Cramming a tiny program into a tiny ELF file

LegionMammal978 · on Dec 10, 2023

I'm surprised to see this little article of mine on the front page! If anyone has any questions about it, feel free to ask.

Also, if you're interested in more ELF shenanegans, check out the rest of tmp.0ut #3 [0]; the other authors have been working on some really neat stuff!

[0] https://tmpout.sh/3/

o11c · on Dec 10, 2023

Did you consider doing multiple calls to `write` instead reassembling the string?

I wonder if that's enough bytes that implementing a tiny interpreter would work; certainly it would win for slightly larger sizes (say, 4KiB).

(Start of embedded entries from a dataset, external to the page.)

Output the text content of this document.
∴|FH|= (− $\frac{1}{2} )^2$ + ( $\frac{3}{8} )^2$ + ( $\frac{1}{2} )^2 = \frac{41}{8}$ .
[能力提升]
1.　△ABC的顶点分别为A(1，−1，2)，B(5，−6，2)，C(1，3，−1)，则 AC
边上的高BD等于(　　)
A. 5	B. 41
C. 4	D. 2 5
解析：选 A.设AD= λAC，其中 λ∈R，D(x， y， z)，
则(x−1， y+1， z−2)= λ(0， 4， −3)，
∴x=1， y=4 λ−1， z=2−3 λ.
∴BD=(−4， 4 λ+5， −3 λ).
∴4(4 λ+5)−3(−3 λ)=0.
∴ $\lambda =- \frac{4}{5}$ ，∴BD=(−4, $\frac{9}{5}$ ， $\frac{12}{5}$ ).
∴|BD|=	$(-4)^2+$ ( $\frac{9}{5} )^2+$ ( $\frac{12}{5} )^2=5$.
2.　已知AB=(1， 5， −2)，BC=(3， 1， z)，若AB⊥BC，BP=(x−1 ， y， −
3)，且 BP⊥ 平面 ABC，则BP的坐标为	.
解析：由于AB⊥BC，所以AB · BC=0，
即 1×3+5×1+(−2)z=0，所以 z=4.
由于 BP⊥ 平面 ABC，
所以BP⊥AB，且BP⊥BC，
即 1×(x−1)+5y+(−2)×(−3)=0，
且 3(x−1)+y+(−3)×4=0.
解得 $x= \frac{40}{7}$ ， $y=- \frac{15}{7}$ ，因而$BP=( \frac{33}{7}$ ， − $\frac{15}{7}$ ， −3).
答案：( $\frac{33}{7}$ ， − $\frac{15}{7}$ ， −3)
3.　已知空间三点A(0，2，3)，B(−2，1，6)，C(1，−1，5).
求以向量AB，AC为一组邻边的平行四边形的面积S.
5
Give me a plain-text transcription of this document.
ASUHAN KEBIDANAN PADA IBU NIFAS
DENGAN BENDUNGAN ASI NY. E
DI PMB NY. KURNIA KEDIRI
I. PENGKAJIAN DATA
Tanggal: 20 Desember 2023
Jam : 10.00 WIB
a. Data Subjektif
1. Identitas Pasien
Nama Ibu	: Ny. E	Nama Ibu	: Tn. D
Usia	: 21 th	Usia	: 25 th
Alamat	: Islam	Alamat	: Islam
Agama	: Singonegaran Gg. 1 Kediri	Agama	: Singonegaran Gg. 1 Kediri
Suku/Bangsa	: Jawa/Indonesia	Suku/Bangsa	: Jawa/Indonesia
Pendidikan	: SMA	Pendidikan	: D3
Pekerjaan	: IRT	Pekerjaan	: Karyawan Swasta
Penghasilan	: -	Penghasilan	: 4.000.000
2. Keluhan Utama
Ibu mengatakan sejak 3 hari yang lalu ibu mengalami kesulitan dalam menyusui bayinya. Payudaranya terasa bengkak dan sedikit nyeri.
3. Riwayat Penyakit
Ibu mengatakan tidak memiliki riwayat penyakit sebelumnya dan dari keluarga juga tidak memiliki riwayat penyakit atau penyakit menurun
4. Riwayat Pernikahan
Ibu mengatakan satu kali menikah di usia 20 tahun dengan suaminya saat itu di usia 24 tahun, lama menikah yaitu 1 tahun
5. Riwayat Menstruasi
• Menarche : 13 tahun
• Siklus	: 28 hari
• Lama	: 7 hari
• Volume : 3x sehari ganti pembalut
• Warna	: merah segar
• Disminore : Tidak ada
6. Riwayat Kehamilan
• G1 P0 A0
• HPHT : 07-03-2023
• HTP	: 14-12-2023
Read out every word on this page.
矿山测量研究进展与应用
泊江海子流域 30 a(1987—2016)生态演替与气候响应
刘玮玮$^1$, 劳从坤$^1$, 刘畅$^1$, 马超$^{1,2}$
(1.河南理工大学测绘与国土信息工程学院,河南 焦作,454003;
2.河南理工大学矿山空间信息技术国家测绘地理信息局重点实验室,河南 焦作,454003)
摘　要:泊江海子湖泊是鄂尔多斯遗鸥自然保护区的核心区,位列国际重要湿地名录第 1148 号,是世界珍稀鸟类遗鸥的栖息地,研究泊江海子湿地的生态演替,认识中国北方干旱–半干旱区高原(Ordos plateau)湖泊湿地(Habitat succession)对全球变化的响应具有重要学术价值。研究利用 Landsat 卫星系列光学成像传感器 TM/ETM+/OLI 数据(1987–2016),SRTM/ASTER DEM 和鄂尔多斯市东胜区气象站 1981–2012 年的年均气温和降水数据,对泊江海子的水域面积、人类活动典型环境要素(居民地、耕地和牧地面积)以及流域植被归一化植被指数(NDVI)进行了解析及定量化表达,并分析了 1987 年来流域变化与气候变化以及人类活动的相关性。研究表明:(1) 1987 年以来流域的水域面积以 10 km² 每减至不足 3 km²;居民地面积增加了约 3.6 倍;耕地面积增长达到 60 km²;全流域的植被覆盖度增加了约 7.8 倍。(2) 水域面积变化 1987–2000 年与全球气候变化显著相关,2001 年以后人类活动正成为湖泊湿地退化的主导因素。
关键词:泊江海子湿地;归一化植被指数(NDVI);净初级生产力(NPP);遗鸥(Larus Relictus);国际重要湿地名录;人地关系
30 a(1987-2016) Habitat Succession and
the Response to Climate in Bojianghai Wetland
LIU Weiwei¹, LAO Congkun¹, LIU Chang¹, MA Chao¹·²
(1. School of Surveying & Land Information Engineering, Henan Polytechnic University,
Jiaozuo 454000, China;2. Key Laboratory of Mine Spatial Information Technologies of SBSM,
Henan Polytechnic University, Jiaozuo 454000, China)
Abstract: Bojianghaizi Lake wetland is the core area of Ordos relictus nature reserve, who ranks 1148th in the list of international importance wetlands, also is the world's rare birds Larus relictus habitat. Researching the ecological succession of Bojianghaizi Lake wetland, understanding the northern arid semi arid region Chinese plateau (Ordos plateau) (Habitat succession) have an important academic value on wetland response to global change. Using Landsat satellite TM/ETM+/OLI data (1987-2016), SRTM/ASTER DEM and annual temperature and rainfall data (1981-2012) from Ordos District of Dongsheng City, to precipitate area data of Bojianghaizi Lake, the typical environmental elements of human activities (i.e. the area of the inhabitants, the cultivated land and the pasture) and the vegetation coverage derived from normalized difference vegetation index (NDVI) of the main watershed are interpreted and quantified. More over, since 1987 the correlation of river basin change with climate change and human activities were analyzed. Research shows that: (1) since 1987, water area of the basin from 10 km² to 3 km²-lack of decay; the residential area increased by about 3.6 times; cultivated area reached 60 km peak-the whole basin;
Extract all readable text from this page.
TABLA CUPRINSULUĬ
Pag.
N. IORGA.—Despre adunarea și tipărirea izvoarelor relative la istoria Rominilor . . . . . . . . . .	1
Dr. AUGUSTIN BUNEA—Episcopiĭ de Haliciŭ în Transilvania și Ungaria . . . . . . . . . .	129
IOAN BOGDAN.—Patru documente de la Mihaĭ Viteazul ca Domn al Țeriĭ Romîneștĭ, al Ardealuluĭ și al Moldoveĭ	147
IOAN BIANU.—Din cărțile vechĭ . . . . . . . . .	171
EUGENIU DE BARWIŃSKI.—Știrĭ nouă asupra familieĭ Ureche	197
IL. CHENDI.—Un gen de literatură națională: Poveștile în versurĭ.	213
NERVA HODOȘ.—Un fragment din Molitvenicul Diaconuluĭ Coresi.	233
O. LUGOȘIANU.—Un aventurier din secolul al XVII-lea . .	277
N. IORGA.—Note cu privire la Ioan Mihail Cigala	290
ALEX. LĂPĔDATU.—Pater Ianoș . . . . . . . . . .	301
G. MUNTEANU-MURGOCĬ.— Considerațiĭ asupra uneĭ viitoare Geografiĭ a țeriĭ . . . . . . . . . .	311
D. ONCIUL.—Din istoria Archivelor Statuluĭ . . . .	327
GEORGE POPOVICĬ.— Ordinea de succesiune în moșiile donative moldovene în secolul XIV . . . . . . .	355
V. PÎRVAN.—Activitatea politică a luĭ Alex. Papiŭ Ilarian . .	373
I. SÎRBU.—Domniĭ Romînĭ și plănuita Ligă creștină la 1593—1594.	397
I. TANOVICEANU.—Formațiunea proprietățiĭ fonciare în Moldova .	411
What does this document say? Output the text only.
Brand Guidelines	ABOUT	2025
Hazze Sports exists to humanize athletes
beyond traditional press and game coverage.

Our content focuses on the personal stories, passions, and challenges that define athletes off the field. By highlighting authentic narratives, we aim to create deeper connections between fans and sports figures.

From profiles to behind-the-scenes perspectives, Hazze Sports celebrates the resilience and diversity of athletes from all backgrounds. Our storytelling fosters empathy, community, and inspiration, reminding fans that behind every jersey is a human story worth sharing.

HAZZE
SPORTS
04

LegionMammal978 · on Dec 10, 2023

I did consider that (as well as using writev), but the problem is that every syscall overwrites the number in eax with the return value, so we'd need more logic to reset it to __NR_write twice before setting it to __NR_exit_group. Also, the two parts have two different lengths that we'd have to store in rdx. (Unless we split it into 7+7 bytes, I suppose, but that would waste a perfectly good byte at offset 0xb.) Ultimately, more than 1-2 small instructions of extra logic simply aren't worth it at this scale, unless we can balance it out with fewer bytes of control flow.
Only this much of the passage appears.